Have I or anyone in my family … well, yes, actually. It doesn’t matter what kind of case, I or someone in my family has probably experienced something. Let’s see, considering parents, all six kids, cousins and others, yes, it’s all covered, and it touched all our lives, devastated families, and caused all manner of problems. But here’s the thing … it’s all in the past. It has made my life richer and I have understanding of both sides issues that many people may lack. Shoplifting, burglary, grand theft, kidnapping at gunpoint, spousal abuse, child abuse, sexual assault, assault and battery, rape, drug smuggling, and murder, all have been part of my family dynamic.
I am not afraid to share that there was a dark side in my family. There has been alcoholism, drug addiction, suicide, and nearly everyone has had cancer. It’s a rich history to be sure, and yes, I’m writing a book about it. The point I’m making is that I realize I’ll never be selected to be on a jury.

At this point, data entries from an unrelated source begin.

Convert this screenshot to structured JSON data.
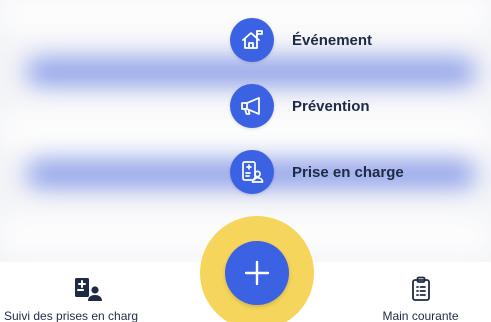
{
  "menu": {
    "items": [
      {
        "label": "Événement",
        "icon": "house-flag-icon"
      },
      {
        "label": "Prévention",
        "icon": "megaphone-icon"
      },
      {
        "label": "Prise en charge",
        "icon": "patient-file-icon"
      }
    ]
  },
  "fab": {
    "icon": "plus-icon"
  },
  "bottom_nav": {
    "left": {
      "label": "Suivi des prises en charg",
      "icon": "patient-tracking-icon"
    },
    "right": {
      "label": "Main courante",
      "icon": "clipboard-list-icon"
    }
  },
  "colors": {
    "accent": "#3b62e3",
    "fab_halo": "#f6d55c",
    "text": "#1f2a44"
  }
}
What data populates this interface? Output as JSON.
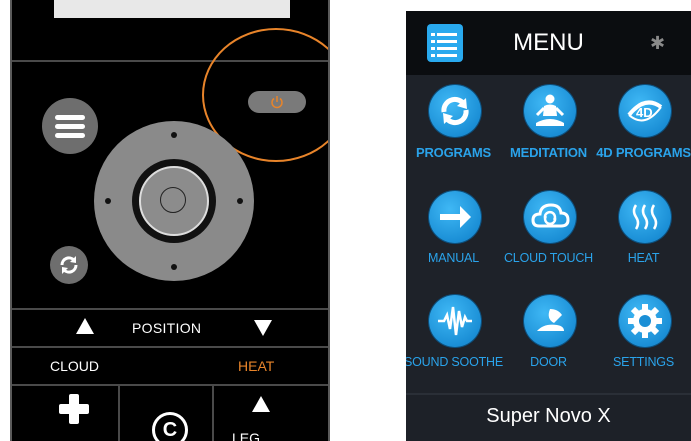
{
  "remote": {
    "position_label": "POSITION",
    "cloud_label": "CLOUD",
    "heat_label": "HEAT",
    "bottom_partial_text": "LEG",
    "c_symbol": "C",
    "highlight_color": "#e8842a",
    "icons": [
      "menu-icon",
      "power-icon",
      "sync-icon",
      "arrow-up-icon",
      "arrow-down-icon",
      "plus-icon"
    ]
  },
  "phone": {
    "title": "MENU",
    "bluetooth_icon": "bluetooth-icon",
    "footer": "Super Novo X",
    "accent_color": "#2aa3ea",
    "items": [
      {
        "label": "PROGRAMS",
        "icon": "sync-arrows-icon"
      },
      {
        "label": "MEDITATION",
        "icon": "meditation-icon"
      },
      {
        "label": "4D PROGRAMS",
        "icon": "4d-icon"
      },
      {
        "label": "MANUAL",
        "icon": "arrow-right-icon"
      },
      {
        "label": "CLOUD TOUCH",
        "icon": "cloud-touch-icon"
      },
      {
        "label": "HEAT",
        "icon": "heat-waves-icon"
      },
      {
        "label": "SOUND SOOTHE",
        "icon": "sound-wave-icon"
      },
      {
        "label": "DOOR",
        "icon": "door-icon"
      },
      {
        "label": "SETTINGS",
        "icon": "gear-icon"
      }
    ]
  }
}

Maybe the reason I’ll never be chosen is that I am a Christian, and my faith is my life. If I mention the name of God even once, that’s probably a red flag to any court. If asked, I will answer that I’m well aware of Jury Nullification. If you are educated about the United States Constitution and know the rights of members of juries, I’m sure that is automatic de-selection.
It is a sham and a travesty that a “jury of your peers” does not include those who may possibly be able to understand the side of the accused as well as the side of the prosecution. It also precludes those involved in law enforcement groups or supporters of the rule of law. Nor does it include people who have taken the time to become familiar with and take seriously the rights and responsibilities of being a juror.
With the rich family experience and the ability to assess and understand both sides of an issue, a proponent and supporter of the enforcement of the law, a Christian, and someone who believes in both proper judgment and mercy, I will never be chosen for a jury. And that’s a shame.
When I receive my next jury summons, I will write a letter to the District Attorney and the Court, detailing my family history and ask to be excused. It would save a lot of time.